Risala walked a few paces away in the direction of the unseen grasslands, scanning the ground. 'They didn't go this way.'
'They went north.' Velindre looked up the dry stream.
'Away from that wild mage with the skull mask.' Risala
turned her attention towards the black and brown trees clustered thickly on the opposite bank. 'I'm not anxious to go into that forest, Kheda, not if those birds are there.'
'Then we'll go and see if we can find the people who went upstream from here.' Kheda grinned as both wizards' faces betrayed their surprise at this change of plan. 'A wise leader always listens to those following him.' He pointed to the far bank. 'But we'll use those trees for cover. We're not going to walk up the middle of this watercourse.'
Risala looked at him with a smile in her eyes. 'As you command, my lord.'
They moved on and Kheda tried to curb his exasperation with Naldeth's halting progress. Once they were safely within the trees on the far side of the stream bed, he allowed a halt.
The young wizard evidently read something in Kheda's expression. 'If you want me moving any faster, I'll need to use more magic,' he said tightly.
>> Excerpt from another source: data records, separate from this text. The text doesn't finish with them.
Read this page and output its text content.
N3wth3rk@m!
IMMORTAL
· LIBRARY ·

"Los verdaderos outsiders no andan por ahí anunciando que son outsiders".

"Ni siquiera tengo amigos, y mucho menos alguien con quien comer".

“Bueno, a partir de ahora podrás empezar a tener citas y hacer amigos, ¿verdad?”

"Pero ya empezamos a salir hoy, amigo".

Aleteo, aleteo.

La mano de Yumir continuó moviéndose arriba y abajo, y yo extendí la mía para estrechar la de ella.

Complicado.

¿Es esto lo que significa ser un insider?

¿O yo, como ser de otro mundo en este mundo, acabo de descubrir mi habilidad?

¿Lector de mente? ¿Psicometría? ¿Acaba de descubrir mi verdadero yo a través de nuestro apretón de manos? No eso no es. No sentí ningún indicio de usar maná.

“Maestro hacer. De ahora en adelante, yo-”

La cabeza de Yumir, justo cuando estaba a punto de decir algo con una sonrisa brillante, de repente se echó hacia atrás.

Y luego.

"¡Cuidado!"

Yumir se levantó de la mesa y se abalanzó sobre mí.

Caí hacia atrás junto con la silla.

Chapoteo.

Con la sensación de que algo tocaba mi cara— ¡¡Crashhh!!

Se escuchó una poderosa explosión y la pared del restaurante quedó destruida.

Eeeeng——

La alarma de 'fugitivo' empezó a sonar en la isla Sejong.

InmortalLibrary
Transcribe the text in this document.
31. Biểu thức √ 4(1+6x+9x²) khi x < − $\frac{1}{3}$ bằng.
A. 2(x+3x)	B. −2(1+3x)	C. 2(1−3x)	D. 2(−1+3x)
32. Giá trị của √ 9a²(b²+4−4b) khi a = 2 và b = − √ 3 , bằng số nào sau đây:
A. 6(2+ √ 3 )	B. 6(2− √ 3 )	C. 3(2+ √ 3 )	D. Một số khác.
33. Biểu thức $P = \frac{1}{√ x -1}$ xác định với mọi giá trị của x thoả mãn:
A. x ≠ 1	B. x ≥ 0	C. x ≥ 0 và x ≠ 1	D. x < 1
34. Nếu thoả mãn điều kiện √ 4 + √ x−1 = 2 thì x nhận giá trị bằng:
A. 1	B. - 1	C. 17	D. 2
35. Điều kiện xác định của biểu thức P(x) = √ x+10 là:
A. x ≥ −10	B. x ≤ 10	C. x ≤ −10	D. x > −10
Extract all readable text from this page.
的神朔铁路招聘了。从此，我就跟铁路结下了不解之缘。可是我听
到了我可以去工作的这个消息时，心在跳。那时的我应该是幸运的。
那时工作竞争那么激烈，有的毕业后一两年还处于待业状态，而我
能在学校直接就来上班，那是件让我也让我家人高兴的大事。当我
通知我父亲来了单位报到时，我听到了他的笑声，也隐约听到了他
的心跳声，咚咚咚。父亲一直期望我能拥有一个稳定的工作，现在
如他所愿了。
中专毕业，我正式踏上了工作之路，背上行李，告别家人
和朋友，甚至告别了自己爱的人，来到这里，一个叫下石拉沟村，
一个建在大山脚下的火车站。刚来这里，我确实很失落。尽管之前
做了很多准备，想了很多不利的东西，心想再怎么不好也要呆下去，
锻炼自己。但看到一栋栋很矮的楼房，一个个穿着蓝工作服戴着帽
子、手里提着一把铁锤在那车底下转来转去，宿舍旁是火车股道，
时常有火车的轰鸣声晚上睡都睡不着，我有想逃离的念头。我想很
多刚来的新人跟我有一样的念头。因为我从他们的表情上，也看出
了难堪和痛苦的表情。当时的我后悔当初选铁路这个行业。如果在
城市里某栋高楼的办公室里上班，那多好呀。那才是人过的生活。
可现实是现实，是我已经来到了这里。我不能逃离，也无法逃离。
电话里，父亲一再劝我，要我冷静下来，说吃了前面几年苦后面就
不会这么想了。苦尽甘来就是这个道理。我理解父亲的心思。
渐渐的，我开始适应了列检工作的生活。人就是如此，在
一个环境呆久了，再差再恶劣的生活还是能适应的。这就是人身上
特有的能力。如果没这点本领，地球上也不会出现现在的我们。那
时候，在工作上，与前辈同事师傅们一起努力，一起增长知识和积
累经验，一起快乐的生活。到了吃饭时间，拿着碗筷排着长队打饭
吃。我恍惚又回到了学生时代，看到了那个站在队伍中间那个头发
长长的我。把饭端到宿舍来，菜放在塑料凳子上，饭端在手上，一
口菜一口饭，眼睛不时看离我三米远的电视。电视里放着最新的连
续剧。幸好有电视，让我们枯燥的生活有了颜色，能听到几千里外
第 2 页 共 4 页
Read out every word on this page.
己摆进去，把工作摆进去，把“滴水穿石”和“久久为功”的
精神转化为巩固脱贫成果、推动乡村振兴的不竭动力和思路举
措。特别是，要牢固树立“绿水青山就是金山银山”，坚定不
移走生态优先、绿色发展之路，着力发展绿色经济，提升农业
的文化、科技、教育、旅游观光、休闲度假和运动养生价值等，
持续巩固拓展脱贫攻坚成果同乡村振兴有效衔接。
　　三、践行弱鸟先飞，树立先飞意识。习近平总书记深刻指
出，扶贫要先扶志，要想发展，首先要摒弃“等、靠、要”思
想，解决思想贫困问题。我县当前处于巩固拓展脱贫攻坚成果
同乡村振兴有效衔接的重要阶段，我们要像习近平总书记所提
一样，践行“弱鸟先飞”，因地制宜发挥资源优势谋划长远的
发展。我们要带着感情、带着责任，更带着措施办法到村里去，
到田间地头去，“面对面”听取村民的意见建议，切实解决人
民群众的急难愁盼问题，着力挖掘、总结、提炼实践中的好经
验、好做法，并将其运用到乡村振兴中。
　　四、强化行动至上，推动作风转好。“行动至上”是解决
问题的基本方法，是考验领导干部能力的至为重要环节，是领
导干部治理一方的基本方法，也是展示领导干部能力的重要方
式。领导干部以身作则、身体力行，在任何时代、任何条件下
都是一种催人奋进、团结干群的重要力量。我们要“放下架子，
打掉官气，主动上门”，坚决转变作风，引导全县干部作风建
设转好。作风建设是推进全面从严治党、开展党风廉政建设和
'I'll try to find a path that won't be too taxing.' Kheda tried not to sound curt.
That proved easier said than done and it was an awkward task keeping close enough to the edge of the trees to see the dry stream clearly without drawing too near to the fractured lip of the bank. High above, unseen birds bickered. Now and again one squawked a peremptory warning and Kheda froze. When the idle chatter in the treetops resumed, he moved on, each time with his heart beating a little faster. The dry valley curved around a shallow bend and as soon as he got a good view of what lay beyond, Kheda stopped.
'Not all these savages live in caves.'
Back on the western bank that they had just left behind them, below another of the irregular outcrops where the rocks of this harsh land broke through the meagre soil, the
thickly buttressed trees had been claimed by the wild men. Underbrush and lesser saplings had been cleared and platforms built around the sturdiest trunks, supported by branches forced into compliance with thick plaited ropes. Crude sheaves of dry leaves showed up brown among the green, tied to cast shade, while hanging hides foiled draughts, though the dwellings could hardly be called huts. Wild men and women were moving peaceably around the wide bases of the trees with no thought that they might be observed.
'Do you suppose these people have a wizard to call on?' Risala studied them.
'We'll have to wait and see,' said Velindre, her eyes keen.
Are these allies of those cave-dwellers to the east of here? Or does this dry valley mark some boundary? Whose territory are we in? Does it make any difference?
Kheda looked up and down the bank of the stream where they stood, searching for a safe place to hide and keep watch on those new wild men without risk of being seen. A wide-boled tree whose drooping branches were thick with coppery leaves caught his eye. Cautiously, he pushed aside the dangling foliage to find a bare circle of richly scented earth within the curtain of branches. There were no snakes immediately apparent or burrows where some venomous creature might be lurking.